Aufmacher der ersten Ausgabe war ein Bericht über Bayerns neue Regierung unter dem früheren Staatsanwalt und SPD-Reichstags- und Landtagsabgeordneten Wilhelm Högner, der aus dem Exil in der Schweiz nach München zurückgekehrt war. Die Amerikaner hatten ihm eine Zeitungslizenz für die SZ angeboten, doch Högner hatte abgelehnt – er wollte lieber in die Politik und wurde Ministerpräsident. Dass ein Exilant wie Högner eine Lizenz angeboten bekam, war die Ausnahme – denn eigentlich suchten die Militärbehörden Personen, die in Deutschland geblieben waren, ohne den Nationalsozialisten zu dienen.

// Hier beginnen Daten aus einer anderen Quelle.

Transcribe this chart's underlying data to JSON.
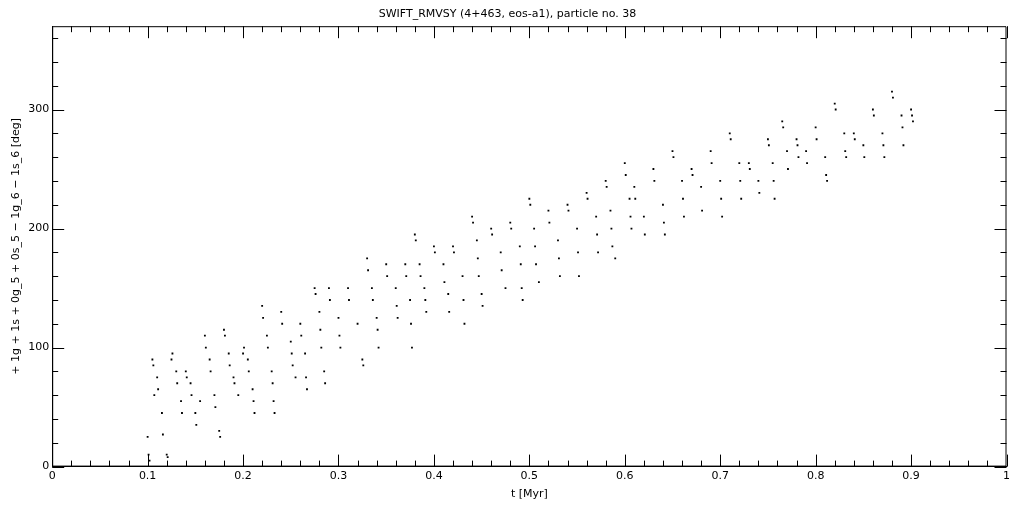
{
  "chart_data": {
    "type": "scatter",
    "title": "SWIFT_RMVSY (4+463, eos-a1), particle no. 38",
    "xlabel": "t [Myr]",
    "ylabel": "+ 1g + 1s + 0g_5 + 0s_5 − 1g_6 − 1s_6 [deg]",
    "xlim": [
      0,
      1
    ],
    "ylim": [
      0,
      370
    ],
    "xticks": [
      0,
      {
        "value": 0.02,
        "label": null
      },
      {
        "value": 0.04,
        "label": null
      },
      {
        "value": 0.06,
        "label": null
      },
      {
        "value": 0.08,
        "label": null
      },
      0.1,
      {
        "value": 0.12,
        "label": null
      },
      {
        "value": 0.14,
        "label": null
      },
      {
        "value": 0.16,
        "label": null
      },
      {
        "value": 0.18,
        "label": null
      },
      0.2,
      {
        "value": 0.22,
        "label": null
      },
      {
        "value": 0.24,
        "label": null
      },
      {
        "value": 0.26,
        "label": null
      },
      {
        "value": 0.28,
        "label": null
      },
      0.3,
      {
        "value": 0.32,
        "label": null
      },
      {
        "value": 0.34,
        "label": null
      },
      {
        "value": 0.36,
        "label": null
      },
      {
        "value": 0.38,
        "label": null
      },
      0.4,
      {
        "value": 0.42,
        "label": null
      },
      {
        "value": 0.44,
        "label": null
      },
      {
        "value": 0.46,
        "label": null
      },
      {
        "value": 0.48,
        "label": null
      },
      0.5,
      {
        "value": 0.52,
        "label": null
      },
      {
        "value": 0.54,
        "label": null
      },
      {
        "value": 0.56,
        "label": null
      },
      {
        "value": 0.58,
        "label": null
      },
      0.6,
      {
        "value": 0.62,
        "label": null
      },
      {
        "value": 0.64,
        "label": null
      },
      {
        "value": 0.66,
        "label": null
      },
      {
        "value": 0.68,
        "label": null
      },
      0.7,
      {
        "value": 0.72,
        "label": null
      },
      {
        "value": 0.74,
        "label": null
      },
      {
        "value": 0.76,
        "label": null
      },
      {
        "value": 0.78,
        "label": null
      },
      0.8,
      {
        "value": 0.82,
        "label": null
      },
      {
        "value": 0.84,
        "label": null
      },
      {
        "value": 0.86,
        "label": null
      },
      {
        "value": 0.88,
        "label": null
      },
      0.9,
      {
        "value": 0.92,
        "label": null
      },
      {
        "value": 0.94,
        "label": null
      },
      {
        "value": 0.96,
        "label": null
      },
      {
        "value": 0.98,
        "label": null
      },
      1
    ],
    "yticks": [
      0,
      {
        "value": 20,
        "label": null
      },
      {
        "value": 40,
        "label": null
      },
      {
        "value": 60,
        "label": null
      },
      {
        "value": 80,
        "label": null
      },
      100,
      {
        "value": 120,
        "label": null
      },
      {
        "value": 140,
        "label": null
      },
      {
        "value": 160,
        "label": null
      },
      {
        "value": 180,
        "label": null
      },
      200,
      {
        "value": 220,
        "label": null
      },
      {
        "value": 240,
        "label": null
      },
      {
        "value": 260,
        "label": null
      },
      {
        "value": 280,
        "label": null
      },
      300,
      {
        "value": 320,
        "label": null
      },
      {
        "value": 340,
        "label": null
      },
      {
        "value": 360,
        "label": null
      }
    ],
    "marker": "square",
    "series": [
      {
        "color": "#000000",
        "x": [
          0.1,
          0.101,
          0.102,
          0.105,
          0.106,
          0.107,
          0.11,
          0.111,
          0.115,
          0.116,
          0.12,
          0.121,
          0.125,
          0.126,
          0.13,
          0.131,
          0.135,
          0.136,
          0.14,
          0.141,
          0.145,
          0.146,
          0.15,
          0.151,
          0.155,
          0.16,
          0.161,
          0.165,
          0.166,
          0.17,
          0.171,
          0.175,
          0.176,
          0.18,
          0.181,
          0.185,
          0.186,
          0.19,
          0.191,
          0.195,
          0.2,
          0.201,
          0.205,
          0.206,
          0.21,
          0.211,
          0.212,
          0.22,
          0.221,
          0.225,
          0.226,
          0.23,
          0.231,
          0.232,
          0.233,
          0.24,
          0.241,
          0.25,
          0.251,
          0.252,
          0.255,
          0.26,
          0.261,
          0.265,
          0.266,
          0.267,
          0.275,
          0.276,
          0.28,
          0.281,
          0.282,
          0.285,
          0.286,
          0.29,
          0.291,
          0.3,
          0.301,
          0.302,
          0.31,
          0.311,
          0.32,
          0.325,
          0.326,
          0.33,
          0.331,
          0.335,
          0.336,
          0.34,
          0.341,
          0.342,
          0.35,
          0.351,
          0.36,
          0.361,
          0.362,
          0.37,
          0.371,
          0.375,
          0.376,
          0.377,
          0.38,
          0.381,
          0.385,
          0.386,
          0.39,
          0.391,
          0.392,
          0.4,
          0.401,
          0.41,
          0.411,
          0.415,
          0.416,
          0.42,
          0.421,
          0.43,
          0.431,
          0.432,
          0.44,
          0.441,
          0.445,
          0.446,
          0.447,
          0.45,
          0.451,
          0.46,
          0.461,
          0.47,
          0.471,
          0.475,
          0.48,
          0.481,
          0.49,
          0.491,
          0.492,
          0.493,
          0.5,
          0.501,
          0.505,
          0.506,
          0.507,
          0.51,
          0.52,
          0.521,
          0.53,
          0.531,
          0.532,
          0.54,
          0.541,
          0.55,
          0.551,
          0.552,
          0.56,
          0.561,
          0.57,
          0.571,
          0.572,
          0.58,
          0.581,
          0.585,
          0.586,
          0.587,
          0.59,
          0.6,
          0.601,
          0.605,
          0.606,
          0.607,
          0.61,
          0.611,
          0.62,
          0.621,
          0.63,
          0.631,
          0.64,
          0.641,
          0.642,
          0.65,
          0.651,
          0.66,
          0.661,
          0.662,
          0.67,
          0.671,
          0.68,
          0.681,
          0.69,
          0.691,
          0.7,
          0.701,
          0.702,
          0.71,
          0.711,
          0.72,
          0.721,
          0.722,
          0.73,
          0.731,
          0.74,
          0.741,
          0.75,
          0.751,
          0.755,
          0.756,
          0.757,
          0.765,
          0.766,
          0.77,
          0.771,
          0.78,
          0.781,
          0.782,
          0.79,
          0.791,
          0.8,
          0.801,
          0.81,
          0.811,
          0.812,
          0.82,
          0.821,
          0.83,
          0.831,
          0.832,
          0.84,
          0.841,
          0.85,
          0.851,
          0.86,
          0.861,
          0.87,
          0.871,
          0.872,
          0.88,
          0.881,
          0.89,
          0.891,
          0.892,
          0.9,
          0.901,
          0.902
        ],
        "values": [
          25,
          10,
          5,
          90,
          85,
          60,
          75,
          65,
          45,
          27,
          10,
          8,
          90,
          95,
          80,
          70,
          55,
          45,
          80,
          75,
          70,
          60,
          45,
          35,
          55,
          110,
          100,
          90,
          80,
          60,
          50,
          30,
          25,
          115,
          110,
          95,
          85,
          75,
          70,
          60,
          95,
          100,
          90,
          80,
          65,
          55,
          45,
          135,
          125,
          110,
          100,
          80,
          70,
          55,
          45,
          130,
          120,
          105,
          95,
          85,
          75,
          120,
          110,
          95,
          75,
          65,
          150,
          145,
          130,
          115,
          100,
          80,
          70,
          150,
          140,
          125,
          110,
          100,
          150,
          140,
          120,
          90,
          85,
          175,
          165,
          150,
          140,
          125,
          115,
          100,
          170,
          160,
          150,
          135,
          125,
          170,
          160,
          140,
          120,
          100,
          195,
          190,
          170,
          160,
          150,
          140,
          130,
          185,
          180,
          170,
          155,
          145,
          130,
          185,
          180,
          160,
          140,
          120,
          210,
          205,
          190,
          175,
          160,
          145,
          135,
          200,
          195,
          180,
          165,
          150,
          205,
          200,
          185,
          170,
          150,
          140,
          225,
          220,
          200,
          185,
          170,
          155,
          215,
          205,
          190,
          175,
          160,
          220,
          215,
          200,
          180,
          160,
          230,
          225,
          210,
          195,
          180,
          240,
          235,
          215,
          200,
          185,
          175,
          255,
          245,
          225,
          210,
          200,
          235,
          225,
          210,
          195,
          250,
          240,
          220,
          205,
          195,
          265,
          260,
          240,
          225,
          210,
          250,
          245,
          235,
          215,
          265,
          255,
          240,
          225,
          210,
          280,
          275,
          255,
          240,
          225,
          255,
          250,
          240,
          230,
          275,
          270,
          255,
          240,
          225,
          290,
          285,
          265,
          250,
          275,
          270,
          260,
          265,
          255,
          285,
          275,
          260,
          245,
          240,
          305,
          300,
          280,
          265,
          260,
          280,
          275,
          270,
          260,
          300,
          295,
          280,
          270,
          260,
          315,
          310,
          295,
          285,
          270,
          300,
          295,
          290
        ]
      }
    ]
  }
}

„Grundsätzlich kann man der ‚Süddeutschen Zeitung‘ bescheinigen, dass sie von Anfang an konsequent mit dem Nationalsozialismus ins Gericht ging“, schrieb der Historiker Paul Hoser später im 2002 erschienenen Sammelband „Die Herren Journalisten – die Elite der deutschen Presse nach 1945“. Damit war sie, wie das von Lutz Hachmeister und Friedemann Siering herausgegebene Buch nachwies, konsequenter als viele andere Blätter der Nachkriegszeit. Die deutliche Distanzierung der SZ vom Nationalsozialismus sei auch nicht anders zu erwarten gewesen, bestätigt Hoser im Gespräch mit dem KNA-Mediendienst heute – denn es sollten „nur solche deutsche Verleger und Redakteure wieder in der Presse tätig werden, die weder in der NSDAP gewesen waren noch irgendwelche aktiven Hilfsdienste für die Nationalsozialisten geleistet hatten“.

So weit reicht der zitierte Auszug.